To me, “living in the Light” means standing up to bullies, and if need be, removing them to restore health to the community. To an ecologist, a weed is an introduced species who hasn’t evolved healthy relationships, a species who doesn’t contribute to the community and doesn’t play well with others. A weed is a bully who, like the plants with the lovely purple flowers in the photo below, poisons other plants in order to gain a competitive advantage for itself. 



Spotted knapweed (Centaurea maculosa), a native of Eastern Europe which exudes poisons through its roots to kill the plants around it. 


I spent the week digging spotted knapweed by hand from areas around Mammoth Hot Springs. I dug up nine 30-gallon trash bags full of mature knapweed plants (some with tap roots a foot long!), about 200 plants and 15-20 pounds per bag. That’s a lot of bullies.


There’s a lot more knapweed to remove, but when I go back and look at an area that I and my fellow weed-warrior volunteers have worked on, I am heartened to see the native plants recovering, to see seedlings of bluebunch wheatgrass (Pseudoregneria spicata), oval-leafed buckwheat (Eriogonum ovalifolium), and basin big sagebrush (Artemisia tridentata var. tridentata) moving in to re-weave a healthy community.


As I stoop or kneel to dig and yank and bag weeds, I speak to both the weeds and the surrounding native plants, explaining what I am doing, telling them that I do this work with love and respect for their existence. That my calling is to restore this earth and celebrate its extraordinary diversity of lives. I don’t know whether my words reach them, but I know that they can sense my mood. And that matters. 

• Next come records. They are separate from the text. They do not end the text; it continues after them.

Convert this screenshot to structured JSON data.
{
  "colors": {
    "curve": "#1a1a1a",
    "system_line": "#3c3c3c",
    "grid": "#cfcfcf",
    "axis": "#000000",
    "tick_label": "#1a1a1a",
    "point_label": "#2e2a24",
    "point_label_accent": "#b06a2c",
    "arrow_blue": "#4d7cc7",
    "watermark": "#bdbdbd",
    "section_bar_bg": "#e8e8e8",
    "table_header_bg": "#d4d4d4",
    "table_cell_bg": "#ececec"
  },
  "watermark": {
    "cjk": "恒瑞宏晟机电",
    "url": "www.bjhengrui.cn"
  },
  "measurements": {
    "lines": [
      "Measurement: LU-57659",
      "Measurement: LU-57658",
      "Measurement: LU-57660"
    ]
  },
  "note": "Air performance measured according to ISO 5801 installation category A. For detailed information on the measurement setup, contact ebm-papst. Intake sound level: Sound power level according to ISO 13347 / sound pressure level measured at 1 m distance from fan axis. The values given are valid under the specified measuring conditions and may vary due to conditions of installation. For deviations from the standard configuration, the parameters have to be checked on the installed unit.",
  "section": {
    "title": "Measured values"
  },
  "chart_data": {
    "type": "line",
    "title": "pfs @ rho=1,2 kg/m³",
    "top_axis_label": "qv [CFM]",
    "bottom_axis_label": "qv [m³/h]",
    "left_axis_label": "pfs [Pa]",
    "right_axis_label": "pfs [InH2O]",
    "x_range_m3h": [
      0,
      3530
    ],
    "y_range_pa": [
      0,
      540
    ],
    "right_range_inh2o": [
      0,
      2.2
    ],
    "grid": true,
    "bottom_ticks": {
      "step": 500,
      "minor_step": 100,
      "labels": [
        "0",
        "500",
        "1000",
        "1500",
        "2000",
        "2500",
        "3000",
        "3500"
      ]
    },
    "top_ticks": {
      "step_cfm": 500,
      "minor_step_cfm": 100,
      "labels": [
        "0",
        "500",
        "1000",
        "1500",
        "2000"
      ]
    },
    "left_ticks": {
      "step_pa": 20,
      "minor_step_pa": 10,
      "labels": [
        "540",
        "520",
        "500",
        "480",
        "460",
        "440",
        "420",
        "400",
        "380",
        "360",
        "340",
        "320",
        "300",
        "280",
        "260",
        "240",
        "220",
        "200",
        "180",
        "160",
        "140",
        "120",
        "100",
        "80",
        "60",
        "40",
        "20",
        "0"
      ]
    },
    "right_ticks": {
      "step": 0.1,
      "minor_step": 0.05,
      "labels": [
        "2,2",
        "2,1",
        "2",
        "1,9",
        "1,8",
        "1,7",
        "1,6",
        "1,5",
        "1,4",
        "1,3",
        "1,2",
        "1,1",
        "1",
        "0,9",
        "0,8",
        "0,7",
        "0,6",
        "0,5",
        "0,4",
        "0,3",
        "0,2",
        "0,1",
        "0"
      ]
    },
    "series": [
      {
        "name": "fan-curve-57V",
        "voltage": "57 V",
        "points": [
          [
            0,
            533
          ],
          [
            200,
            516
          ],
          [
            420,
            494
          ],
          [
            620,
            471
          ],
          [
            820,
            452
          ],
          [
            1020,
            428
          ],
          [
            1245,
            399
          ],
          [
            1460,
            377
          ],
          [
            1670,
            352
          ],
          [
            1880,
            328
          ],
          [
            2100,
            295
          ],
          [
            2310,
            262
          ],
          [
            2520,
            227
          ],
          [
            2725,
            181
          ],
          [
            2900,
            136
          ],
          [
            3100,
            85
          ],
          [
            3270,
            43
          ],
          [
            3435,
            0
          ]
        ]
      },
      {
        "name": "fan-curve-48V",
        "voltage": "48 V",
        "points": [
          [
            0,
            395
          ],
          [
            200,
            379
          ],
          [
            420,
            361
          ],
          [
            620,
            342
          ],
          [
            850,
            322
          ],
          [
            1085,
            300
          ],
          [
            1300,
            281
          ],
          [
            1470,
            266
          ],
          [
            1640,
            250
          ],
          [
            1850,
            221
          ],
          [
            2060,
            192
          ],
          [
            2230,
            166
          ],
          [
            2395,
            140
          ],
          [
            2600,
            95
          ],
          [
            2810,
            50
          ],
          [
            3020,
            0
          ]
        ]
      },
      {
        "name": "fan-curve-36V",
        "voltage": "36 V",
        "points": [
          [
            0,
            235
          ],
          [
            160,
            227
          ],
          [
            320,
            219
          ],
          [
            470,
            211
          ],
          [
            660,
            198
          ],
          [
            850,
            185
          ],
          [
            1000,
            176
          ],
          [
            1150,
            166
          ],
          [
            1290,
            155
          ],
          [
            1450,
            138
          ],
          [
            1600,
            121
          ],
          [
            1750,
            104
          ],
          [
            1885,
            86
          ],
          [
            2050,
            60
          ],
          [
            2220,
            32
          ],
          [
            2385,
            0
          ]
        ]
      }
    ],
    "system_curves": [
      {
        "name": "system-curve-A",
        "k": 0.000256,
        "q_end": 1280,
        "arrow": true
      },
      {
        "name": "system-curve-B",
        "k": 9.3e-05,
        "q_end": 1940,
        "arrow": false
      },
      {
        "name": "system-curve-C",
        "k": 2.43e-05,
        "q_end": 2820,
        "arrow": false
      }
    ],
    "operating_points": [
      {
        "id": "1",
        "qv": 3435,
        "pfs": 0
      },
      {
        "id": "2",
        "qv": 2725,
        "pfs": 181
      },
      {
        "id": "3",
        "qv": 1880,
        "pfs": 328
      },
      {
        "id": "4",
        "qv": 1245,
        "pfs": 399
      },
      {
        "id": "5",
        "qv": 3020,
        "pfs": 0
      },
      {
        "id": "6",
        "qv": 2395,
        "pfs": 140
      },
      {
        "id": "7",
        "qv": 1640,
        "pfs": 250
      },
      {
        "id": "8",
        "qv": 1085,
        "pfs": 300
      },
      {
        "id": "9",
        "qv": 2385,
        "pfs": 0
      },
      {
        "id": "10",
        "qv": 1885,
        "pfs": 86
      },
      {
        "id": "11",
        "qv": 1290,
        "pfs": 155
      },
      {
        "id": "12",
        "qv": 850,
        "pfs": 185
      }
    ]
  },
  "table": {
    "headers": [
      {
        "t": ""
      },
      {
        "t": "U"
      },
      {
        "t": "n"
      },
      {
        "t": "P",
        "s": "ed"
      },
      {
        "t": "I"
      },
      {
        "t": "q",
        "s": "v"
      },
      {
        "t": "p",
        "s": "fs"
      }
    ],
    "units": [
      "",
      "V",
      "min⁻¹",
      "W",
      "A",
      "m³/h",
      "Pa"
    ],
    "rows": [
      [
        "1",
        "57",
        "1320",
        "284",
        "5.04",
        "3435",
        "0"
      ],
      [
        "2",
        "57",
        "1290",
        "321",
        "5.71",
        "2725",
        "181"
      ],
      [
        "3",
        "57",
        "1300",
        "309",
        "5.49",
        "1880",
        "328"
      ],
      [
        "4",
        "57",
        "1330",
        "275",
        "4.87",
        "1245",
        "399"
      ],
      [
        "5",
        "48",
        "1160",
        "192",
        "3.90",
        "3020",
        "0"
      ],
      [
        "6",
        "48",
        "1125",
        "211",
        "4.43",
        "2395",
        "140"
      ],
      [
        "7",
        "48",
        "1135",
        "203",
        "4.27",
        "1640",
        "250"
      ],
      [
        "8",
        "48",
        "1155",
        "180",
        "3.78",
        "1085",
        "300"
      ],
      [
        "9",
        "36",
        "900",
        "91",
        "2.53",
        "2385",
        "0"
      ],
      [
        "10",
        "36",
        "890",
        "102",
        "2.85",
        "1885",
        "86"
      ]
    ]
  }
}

I also speak to park visitors passing by, letting them know why I am crouched near the ground, dusty and sweaty, wielding a seven-inch-long plant knife. Often they thank me for the work I’m doing, which is nice, but not my point. I want them to know that we humans can be a positive force in the world, a healing force, that we can use our power for love and light. That we can each make a difference.


I want to leave this world, or at least my small corner of it, in better shape than I found it. That is my way of pushing back the darkness and hatred. 



Hundreds-of-years-old big sagebrush shrubs, the old-growth “canopy” of the lower elevations of Yellowstone, and what I work to protect.